Colpe che, per quanto riguarda la famiglia proprietaria dello stabilimento, sarebbero consistite nel mancato controllo e nella mancata prevenzione. Non c'era né un kit per il pronto soccorso né un addetto che potesse utilizzarlo e non era stata garantita la formazione a Bianchi, alla quale avrebbe dovuto applicarsi Fulceri. Sarebbe bastato redigere il documento di valutazione del rischio previsto dalla legge, perché emergessero le anomalie dell'impianto. Di tutto questo il giudice ha ritenuto colpevoli i proprietari del Texas, nonostante il loro tentativo di negare d'essere gli amministratori (e quindi i responsabili) del bagno.

«Prendo atto che la giustizia ha fatto il suo corso, ma questo non mi suscita uno stato d’animo particolare - dichiara il papà di Sofia - a parte la sgradevole sensazione che mia moglie e io abbiamo provato già prima e durante l’intero processo, nel percepire la totale mancanza di partecipazione degli imputati al nostro dolore.

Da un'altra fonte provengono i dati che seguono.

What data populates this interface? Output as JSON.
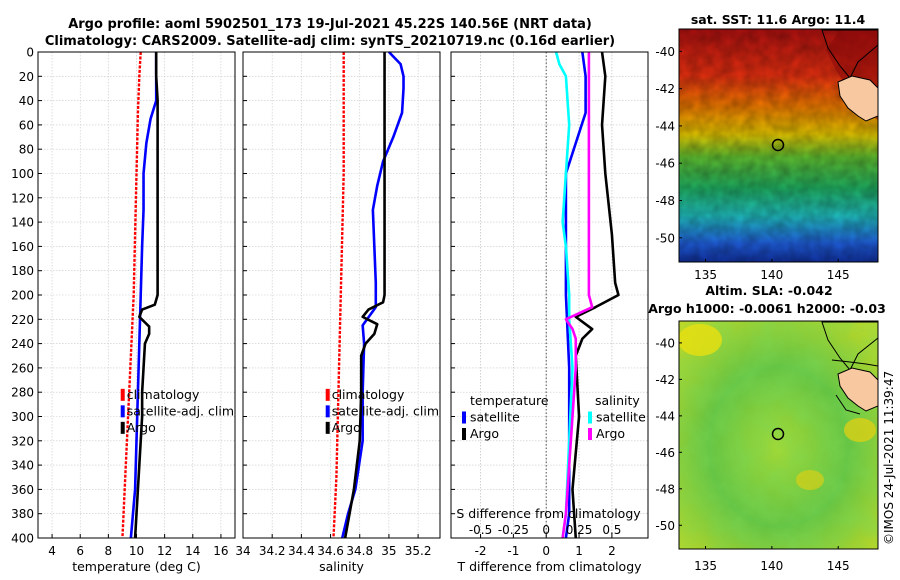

Credo che con una sentenza di 217 pagine, numero davvero inusuale, il giudice Massaro abbia inteso dare un sigillo quasi tombale alla vicenda giudiziaria della morte della nostra Sofia: di certo ci sarà l’appello, ma non sarà facile ai condannati in questo primo grado ribaltare conclusioni così analitiche ed esaustive, che considerano senza nulla trascurare, tutto quanto emerso nel processo. Oltretutto, la sentenza è andata per alcuni imputati addirittura oltre le richieste del pm Giannino, e ha invece assolto il giovane bagnino Thomas Bianchi. Cogliendo il ruolo di capro espiatorio sul quale si sono vanamente concentrate varie linee di difesa dei proprietari del Texas, avevo esternato in una dichiarazione spontanea che sulle eventuali responsabilità che gli fossero state ascritte aveva il nostro perdono: la sua assoluzione toglie alle difese forse l’argomento più forte su cui poter contare».